Department of Medical Statistics, LSHTM, Keppel Street, London, WC1E 7HT, UK.
Clinical Trials Unit, LSHTM, Keppel Street, London, WC1E 7HT, UK.
Trials. 2021 May 22;22(1):357. doi: 10.1186/s13063-021-05266-w.
In large multicentre trials in diverse settings, there is uncertainty about the need to adjust for centre variation in design and analysis. A key distinction is the difference between variation in outcome (independent of treatment) and variation in treatment effect. Through re-analysis of the CRASH-2 trial (2010), this study clarifies when and how to use multi-level models for multicentre studies with binary outcomes.

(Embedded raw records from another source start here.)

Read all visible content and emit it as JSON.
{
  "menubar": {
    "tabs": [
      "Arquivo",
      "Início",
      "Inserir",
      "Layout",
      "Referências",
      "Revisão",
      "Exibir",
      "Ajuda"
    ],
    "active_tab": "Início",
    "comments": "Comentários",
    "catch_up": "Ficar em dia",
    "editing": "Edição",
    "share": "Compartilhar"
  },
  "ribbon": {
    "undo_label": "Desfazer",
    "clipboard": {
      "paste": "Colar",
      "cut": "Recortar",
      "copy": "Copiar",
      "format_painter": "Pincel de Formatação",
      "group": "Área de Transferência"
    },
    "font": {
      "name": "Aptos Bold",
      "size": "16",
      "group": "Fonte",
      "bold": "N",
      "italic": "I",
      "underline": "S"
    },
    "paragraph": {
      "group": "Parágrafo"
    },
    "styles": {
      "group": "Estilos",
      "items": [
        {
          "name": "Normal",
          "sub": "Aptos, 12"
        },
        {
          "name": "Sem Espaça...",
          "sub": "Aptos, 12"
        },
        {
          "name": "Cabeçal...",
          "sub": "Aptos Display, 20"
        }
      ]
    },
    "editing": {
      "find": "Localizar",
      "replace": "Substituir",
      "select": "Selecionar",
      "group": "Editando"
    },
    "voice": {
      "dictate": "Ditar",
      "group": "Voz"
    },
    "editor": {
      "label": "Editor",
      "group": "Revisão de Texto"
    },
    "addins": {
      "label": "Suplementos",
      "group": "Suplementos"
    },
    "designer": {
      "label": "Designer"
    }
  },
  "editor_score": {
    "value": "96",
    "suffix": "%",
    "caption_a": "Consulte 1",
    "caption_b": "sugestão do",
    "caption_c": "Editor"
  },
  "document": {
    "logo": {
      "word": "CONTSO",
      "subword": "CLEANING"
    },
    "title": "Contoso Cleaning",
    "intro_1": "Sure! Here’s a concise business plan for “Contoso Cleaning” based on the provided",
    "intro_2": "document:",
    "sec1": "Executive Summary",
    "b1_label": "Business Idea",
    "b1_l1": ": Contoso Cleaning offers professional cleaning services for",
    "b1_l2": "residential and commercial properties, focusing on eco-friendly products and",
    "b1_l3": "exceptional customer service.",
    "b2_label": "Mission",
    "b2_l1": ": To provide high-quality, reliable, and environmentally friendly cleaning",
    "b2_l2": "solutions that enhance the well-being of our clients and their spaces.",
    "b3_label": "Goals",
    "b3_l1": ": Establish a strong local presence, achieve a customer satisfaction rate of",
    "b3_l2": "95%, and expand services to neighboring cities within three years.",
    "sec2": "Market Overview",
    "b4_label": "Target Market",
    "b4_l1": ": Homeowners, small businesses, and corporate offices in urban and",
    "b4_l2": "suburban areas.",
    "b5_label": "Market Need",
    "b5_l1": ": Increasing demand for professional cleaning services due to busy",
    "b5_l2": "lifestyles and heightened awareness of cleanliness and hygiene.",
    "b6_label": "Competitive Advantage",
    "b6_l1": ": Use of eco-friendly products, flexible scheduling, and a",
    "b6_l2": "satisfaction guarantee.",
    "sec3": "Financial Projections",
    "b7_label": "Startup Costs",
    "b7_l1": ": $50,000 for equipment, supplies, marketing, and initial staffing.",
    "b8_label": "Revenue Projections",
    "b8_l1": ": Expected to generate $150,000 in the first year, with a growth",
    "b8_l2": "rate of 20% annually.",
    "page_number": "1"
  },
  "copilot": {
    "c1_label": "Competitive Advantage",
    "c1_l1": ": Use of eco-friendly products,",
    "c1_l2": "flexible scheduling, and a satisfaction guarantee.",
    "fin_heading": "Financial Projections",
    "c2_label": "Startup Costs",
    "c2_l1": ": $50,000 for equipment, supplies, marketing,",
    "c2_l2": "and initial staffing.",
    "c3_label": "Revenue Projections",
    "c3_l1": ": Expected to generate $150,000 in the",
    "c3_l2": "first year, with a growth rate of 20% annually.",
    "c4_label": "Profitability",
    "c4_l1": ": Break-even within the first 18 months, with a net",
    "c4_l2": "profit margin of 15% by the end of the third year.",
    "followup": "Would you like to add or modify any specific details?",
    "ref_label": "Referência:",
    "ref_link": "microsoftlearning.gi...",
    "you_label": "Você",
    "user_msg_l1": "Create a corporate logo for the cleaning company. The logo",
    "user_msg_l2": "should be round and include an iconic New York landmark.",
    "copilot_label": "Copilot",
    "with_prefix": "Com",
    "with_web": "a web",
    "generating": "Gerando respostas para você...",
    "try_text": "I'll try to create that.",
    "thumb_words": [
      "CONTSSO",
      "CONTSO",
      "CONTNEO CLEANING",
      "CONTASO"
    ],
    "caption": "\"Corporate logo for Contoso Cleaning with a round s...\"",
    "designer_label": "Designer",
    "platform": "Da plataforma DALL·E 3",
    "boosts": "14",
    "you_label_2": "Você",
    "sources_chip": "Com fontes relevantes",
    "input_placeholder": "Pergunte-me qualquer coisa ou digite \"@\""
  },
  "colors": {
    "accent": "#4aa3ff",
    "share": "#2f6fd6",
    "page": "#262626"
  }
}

CRASH-2 randomised 20,127 trauma patients across 271 centres and 40 countries to either single-dose tranexamic acid or identical placebo, with all-cause death at 4 weeks the primary outcome. The trial data had a hierarchical structure, with patients nested in hospitals which in turn are nested within countries. Reanalysis of CRASH-2 trial data assessed treatment effect and both patient and centre level baseline covariates as fixed effects in logistic regression models. Random effects were included to assess where there was variation between countries, and between centres within countries, both in underlying risk of death and in treatment effect.
In CRASH-2, there was significant variation between countries and between centres in death at 4 weeks, but absolutely no differences between countries or centres in the effect of treatment. Average treatment effect was not altered after accounting for centre and country variation in this study.
It is important to distinguish between underlying variation in outcomes and variation in treatment effects; the former is common but the latter is not. Stratifying randomisation by centre overcomes many statistical problems and including random intercepts in analysis may increase power and decrease bias in mean and standard error estimates.
Current Controlled Trials ISRCTN86750102 , ClinicalTrials.gov NCT00375258 , and South African Clinical Trial Register DOH-27-0607-1919.
在不同环境下的大型多中心试验中,对于在设计和分析中是否需要调整中心变异存在不确定性。一个关键区别是结局(独立于治疗)的变异性与治疗效果的变异性之间的差异。通过对 CRASH-2 试验(2010 年)的重新分析,本研究阐明了何时以及如何使用多水平模型来分析具有二分类结局的多中心研究。
CRASH-2 试验将 20127 名创伤患者随机分配至 271 个中心和 40 个国家,分别接受单次剂量氨甲环酸或相同的安慰剂治疗,以 4 周时的全因死亡率为主要结局。该试验数据具有层次结构,患者嵌套于医院,医院又嵌套于国家。对 CRASH-2 试验数据的重新分析评估了治疗效果以及患者和中心水平的基线协变量作为逻辑回归模型中的固定效应。随机效应用于评估国家之间以及国家内的中心之间在死亡的潜在风险和治疗效果方面的差异。
在 CRASH-2 试验中,4 周时的死亡率在国家和中心之间存在显著差异,但在国家和中心之间,治疗效果没有差异。在本研究中,考虑到中心和国家变异后,平均治疗效果没有改变。
区分结局的潜在变异性和治疗效果的变异性非常重要;前者很常见,但后者并非如此。通过中心分层随机化可以解决许多统计学问题,并且在分析中包含随机截距可能会增加平均和标准误估计的功效并减少偏差。
当前对照试验 ISRCTN86750102,ClinicalTrials.gov NCT00375258,南非临床试验注册 DOH-27-0607-1919。